LES VENTES DE CIGARETTES et de tabac à rouler ont augmenté de 2,9 % et de 4 % respectivement sur les cinq premiers mois de 2006 par rapport à la même période de l’année dernière. De janvier à mai, 27 milliards d’unités (une unité correspond à 1 g de tabac) ont été vendues, dont 22,8 milliards de cigarettes (+ 5,8 % pour les blondes et – 10,5 % pour les brunes), pour un chiffre d’affaires de 6,1 milliards d’euros (+ 3,4 %). Dans près de la moitié (49 %) des départements de métropole, la hausse est supérieure à 5 %. Dans 15 autres, en revanche, particulièrement dans le grand Sud-Ouest et le Nord, où les achats transfrontaliers en Espagne et en Belgique sont fréquents, un recul des ventes est enregistré.
«Tous les indicateurs, comme la diminution du nombre de personnes dans les consultations médicales pour s’arrêter de fumer, démontrent une rechute dans la lutte contre le tabagisme», affirme le Pr Bertrand Dautzenberg, responsable de l’Office français de prévention contre le tabagisme. Pour le Pr Gérard Dubois, «il n’y a rien d’étonnant à cela. Ça se passe exactement comme prévu». Une politique de progression des prix, «ça se nourrit, si l’on veut qu’elle perdure». «Une augmentation ponctuelle n’agit sur les comportements des fumeurs que pendant dix-huit à vingt-quatre mois»,dit-il au « Quotidien ».
De 1991 à 1997, l’interdiction de la publicité (loi Evin du 10 janvier 1991) et les majorations répétées, «quasi annuelles», se sont révélées payantes. L’abandon de toute action dissuasive devient ensuite la règle pour quatre ans. Mais à partir de 2002, les pouvoirs publics mettent en place une stratégie des prix, en particulier en 2003 et 2004. Au cours de ces deux années, la hausse a atteint 32 %, entraînant un recul des ventes de 34,6 %. Puis, «plus rien»: 2005 se traduit par une stagnation des ventes (– 0,2 %) «et, en toute logique, ça repart pour l’année en cours».
Lever l’armistice fiscal conclu avec les buralistes.
«Si on reste à ne rien faire durant un certain temps, compte tenu de l’inflation qui continue à courir, on aboutit à une chute du prix du tabac», insiste le Pr Dubois. Dans le même temps, les pays limitrophes comme l’Espagne, la Belgique et l’Allemagne ont majoré leurs prix et, par voie de conséquence, les approvisionnements transfrontaliers se sont effondrés. En outre, «il y a eu l’abandon du CPE en avril, qui, chez le Premier ministre, a induit une autre reculade relative à l’interdiction de fumer dans tous les lieux publics, adoptée pour ainsi dire dans son principe. C’est si vrai, ajoute le praticien, qu’une mission parlementaire sur le sujet, confiée à Claude Evin, a vu le jour dans la foulée» (“le Quotidien” du 15 mai). N’oublions pas, enfin, que la politique inadéquate du gouvernement, prévue et attendue, est porteuse d’une erreur monstrueuse, l’accord passé avec les buralistes (Raffarin, automne 2003) selon lequel les taxes sur les produits du tabac sont suspendues de 2004 à la fin de 2007».
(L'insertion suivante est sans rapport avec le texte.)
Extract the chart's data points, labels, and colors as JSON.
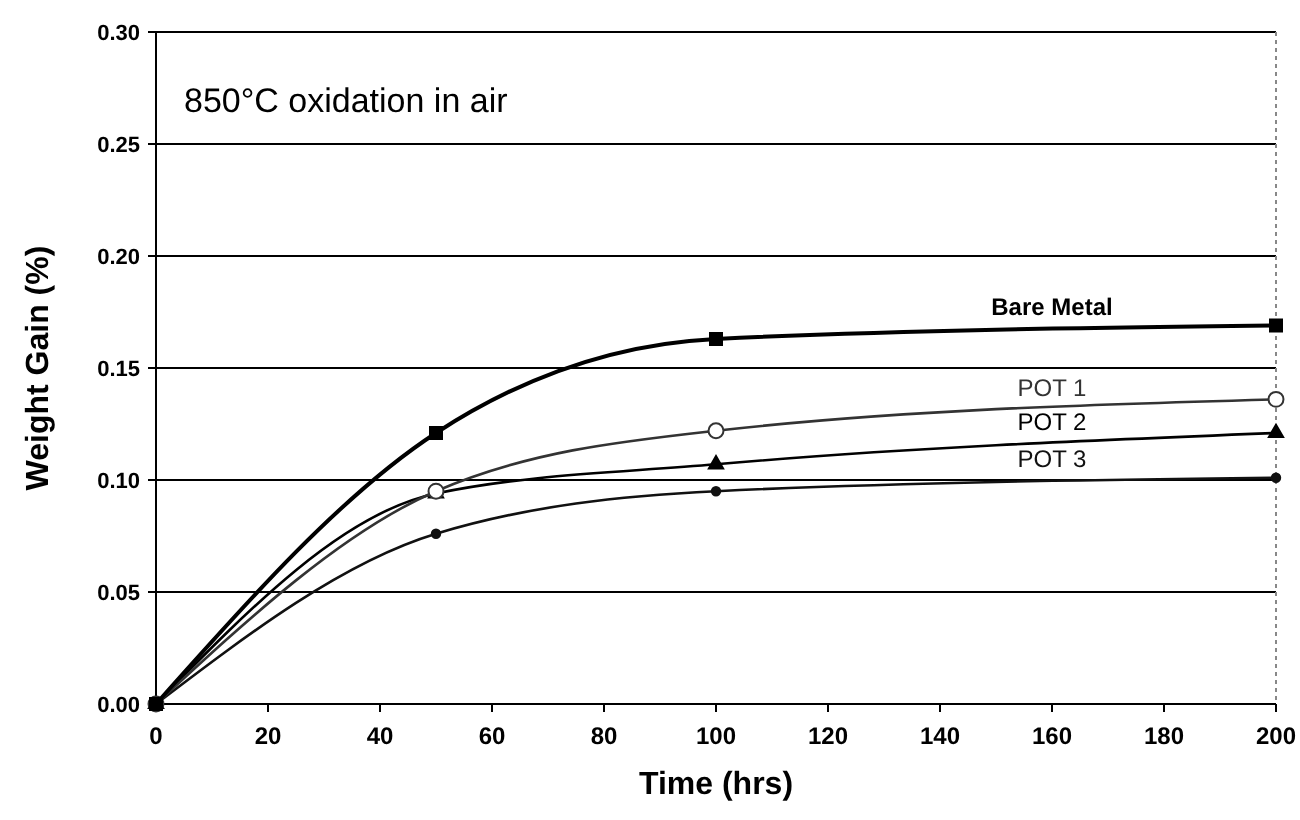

Pour sortir de l’ornière, le Pr Dubois souhaite la prohibition du tabac, sans demi-mesure, dans tous les lieux publics, et la levée de «l’armistice fiscal», notamment pour le tabac à rouler, nettement moins taxé que les cigarettes. En ce qui concerne la mission Evin, qui doit rendre ses conclusions au début d’octobre, le patron de l’Alliance contre le tabac se dit optimiste, bien que les modalités d’application de l’interdiction de fumer dans les bars et les restaurants risquent de poser moult problèmes. «Il existe des arguments sanitaires et juridiques très forts», souligne-t-il. A cet égard, un arrêt de la cour d’appel de Rennes de 2004, qui fait désormais jurisprudence, a donné raison à un garçon de café qui avait refusé de travailler dans une zone fumeurs où il courait «un risque immédiat» pour sa santé.
La Cour de cassation a jugé en 2005 qu’un employeur a une obligation de moyens et de résultats en la matière, estimant qu’il a contraint un salarié au départ (donc licencié) car il était exposé contre son gré à la fumée du tabac. Si rien n’est fait, les décisions de ce type vont se multiplier et les entreprises deviendront «inassurables», prévient Gérard Dubois. En Italie, la suppression du tabac dans les lieux publics a fait baisser la consommation de 8 % et en Irlande de 6 %. Il va sans dire que la période électorale qui commence en France ne devrait pas aider les pouvoirs publics à prendre une décision ferme et définitive.